Nova Scotia has asked its nine district health authorities and the IWK Health Centre in Halifax to cut spending in the next fiscal year by three per cent, a move that opponents said would add stress to the province's health care system.
Health Minister Maureen MacDonald said Friday that health budgets can no longer continue to grow by seven or eight per cent a year as they have in recent years, and so she is requesting they reduce their expenditures in 2012-2013.
"The health care system could be jeopardized if we allow that to continue," MacDonald said in an interview.
Nova Scotia spends $3.8 billion a year on health care, or about 40 per cent of its total budget -- its largest expenditure. The proposed spending cut comes as the province works to rein in a projected deficit this year of $319 million.
MacDonald said the health boards and the IWK have been asked to protect vital programs such as patient care and mental health and addiction services, as well as look for savings in non-essential areas.
"We do need to make sure that the dollars we're spending are being spent as effectively as possible and that we're identifying any waste in the system," she said.
Kyle Buott of the Nova Scotia Citizens' Health Care Network said he believes patient care will undoubtedly suffer if money is taken out of the system.
"It's really simple: you can't cut your way to better care sooner, which is the government's plan around this," said Buott, whose group represents thousands of people in health care, community and labour groups.
"If we don't make investments in public health care, we're going to see increases in wait times. We're going to see health care workers leave the province, and we're going to see patient care suffer."
The Nova Scotia Government and General Employees Union said it was also concerned about the impact on workers and the delivery of services.
Union president Joan Jessome said programs and positions were cut last year without an increase to the budget.

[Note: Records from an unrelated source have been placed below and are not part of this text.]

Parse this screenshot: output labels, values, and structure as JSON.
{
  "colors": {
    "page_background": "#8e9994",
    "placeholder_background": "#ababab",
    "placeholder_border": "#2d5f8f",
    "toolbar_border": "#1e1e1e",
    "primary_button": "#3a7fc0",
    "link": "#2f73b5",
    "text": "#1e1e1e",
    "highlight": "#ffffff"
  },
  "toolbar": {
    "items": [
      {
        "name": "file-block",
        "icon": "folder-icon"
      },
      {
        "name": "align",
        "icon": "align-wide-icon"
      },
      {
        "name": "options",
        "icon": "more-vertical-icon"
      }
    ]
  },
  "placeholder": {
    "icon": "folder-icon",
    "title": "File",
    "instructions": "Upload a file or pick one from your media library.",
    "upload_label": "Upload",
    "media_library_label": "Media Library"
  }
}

"I am in favour of finding efficiencies but not at the expense of health care services and programs to the public, and not at the expense of healthy workplaces for our members," Jessome said in a statement.

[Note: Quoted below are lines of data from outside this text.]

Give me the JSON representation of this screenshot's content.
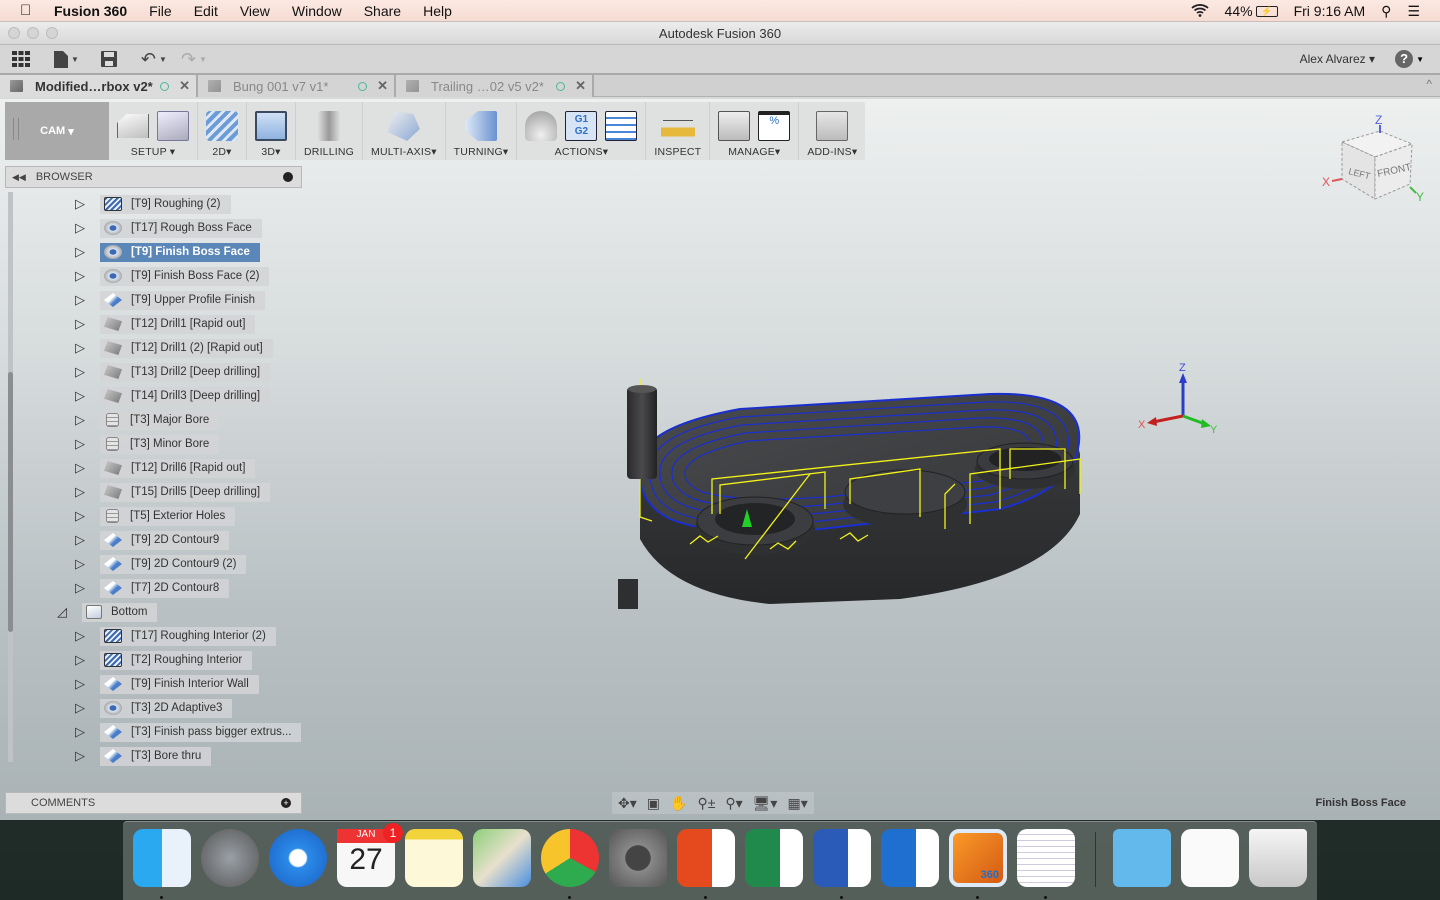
{
  "menubar": {
    "apple": "",
    "app": "Fusion 360",
    "items": [
      "File",
      "Edit",
      "View",
      "Window",
      "Share",
      "Help"
    ],
    "battery": "44%",
    "clock": "Fri 9:16 AM"
  },
  "window": {
    "title": "Autodesk Fusion 360"
  },
  "quick_access": {
    "user": "Alex Alvarez",
    "help": "?"
  },
  "doc_tabs": [
    {
      "name": "Modified…rbox v2*",
      "active": true
    },
    {
      "name": "Bung 001 v7 v1*",
      "active": false
    },
    {
      "name": "Trailing …02 v5 v2*",
      "active": false
    }
  ],
  "ribbon": {
    "workspace": "CAM",
    "groups": [
      {
        "label": "SETUP",
        "dropdown": true
      },
      {
        "label": "2D",
        "dropdown": true
      },
      {
        "label": "3D",
        "dropdown": true
      },
      {
        "label": "DRILLING",
        "dropdown": false
      },
      {
        "label": "MULTI-AXIS",
        "dropdown": true
      },
      {
        "label": "TURNING",
        "dropdown": true
      },
      {
        "label": "ACTIONS",
        "dropdown": true
      },
      {
        "label": "INSPECT",
        "dropdown": false
      },
      {
        "label": "MANAGE",
        "dropdown": true
      },
      {
        "label": "ADD-INS",
        "dropdown": true
      }
    ],
    "post_icon_text": "G1\nG2",
    "pct_icon_text": "%"
  },
  "browser": {
    "title": "BROWSER",
    "items": [
      {
        "label": "[T9] Roughing (2)",
        "icon": "rough"
      },
      {
        "label": "[T17] Rough Boss Face",
        "icon": "face"
      },
      {
        "label": "[T9] Finish Boss Face",
        "icon": "face",
        "selected": true
      },
      {
        "label": "[T9] Finish Boss Face (2)",
        "icon": "face"
      },
      {
        "label": "[T9] Upper Profile Finish",
        "icon": "contour"
      },
      {
        "label": "[T12] Drill1 [Rapid out]",
        "icon": "drill"
      },
      {
        "label": "[T12] Drill1 (2) [Rapid out]",
        "icon": "drill"
      },
      {
        "label": "[T13] Drill2 [Deep drilling]",
        "icon": "drill"
      },
      {
        "label": "[T14] Drill3 [Deep drilling]",
        "icon": "drill"
      },
      {
        "label": "[T3] Major Bore",
        "icon": "bore"
      },
      {
        "label": "[T3] Minor Bore",
        "icon": "bore"
      },
      {
        "label": "[T12] Drill6 [Rapid out]",
        "icon": "drill"
      },
      {
        "label": "[T15] Drill5 [Deep drilling]",
        "icon": "drill"
      },
      {
        "label": "[T5] Exterior Holes",
        "icon": "bore"
      },
      {
        "label": "[T9] 2D Contour9",
        "icon": "contour"
      },
      {
        "label": "[T9] 2D Contour9 (2)",
        "icon": "contour"
      },
      {
        "label": "[T7] 2D Contour8",
        "icon": "contour"
      }
    ],
    "setup": {
      "label": "Bottom"
    },
    "setup_items": [
      {
        "label": "[T17] Roughing Interior (2)",
        "icon": "rough"
      },
      {
        "label": "[T2] Roughing Interior",
        "icon": "rough"
      },
      {
        "label": "[T9] Finish Interior Wall",
        "icon": "contour"
      },
      {
        "label": "[T3] 2D Adaptive3",
        "icon": "face"
      },
      {
        "label": "[T3] Finish pass bigger extrus...",
        "icon": "contour"
      },
      {
        "label": "[T3] Bore thru",
        "icon": "contour"
      }
    ]
  },
  "comments": {
    "title": "COMMENTS"
  },
  "viewcube": {
    "left": "LEFT",
    "front": "FRONT",
    "x": "X",
    "y": "Y",
    "z": "Z"
  },
  "triad": {
    "x": "X",
    "y": "Y",
    "z": "Z"
  },
  "status": {
    "operation": "Finish Boss Face"
  },
  "dock": {
    "apps": [
      "Finder",
      "Launchpad",
      "Safari",
      "Calendar",
      "Notes",
      "Maps",
      "Chrome",
      "System Preferences",
      "PowerPoint",
      "Excel",
      "Word",
      "Outlook",
      "Fusion 360",
      "TextEdit",
      "Downloads",
      "Document",
      "Trash"
    ],
    "calendar_month": "JAN",
    "calendar_day": "27",
    "calendar_badge": "1",
    "fusion_label": "360"
  },
  "colors": {
    "selection": "#5a87b8",
    "toolpath_cut": "#1a2fd0",
    "toolpath_rapid": "#f2f21a",
    "part": "#3a3b3d"
  }
}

The union represents some 12,000 health care workers in the province's nine district health authorities and the IWK.
Jessome said the union plans to meet with its members and employers to develop a response to the government's announcement.
MacDonald said the boards have done a great job of protecting patient care and she's optimistic they will continue to do so.
Similarly, school boards in the province were told last August to do a budget planning exercise with a 22 per cent cut, or $197 million, in provincial funding over three years.
However, the government later announced a 1.65 per cent reduction for this fiscal year after outcry from teachers and parents.
Tory health critic Chris d'Entremont questioned the government's priorities Friday, saying patients and families will suffer in the wake of cuts.
"It caused turmoil in our schools last year and will cause turmoil in our hospitals now," d'Entremont said in a statement.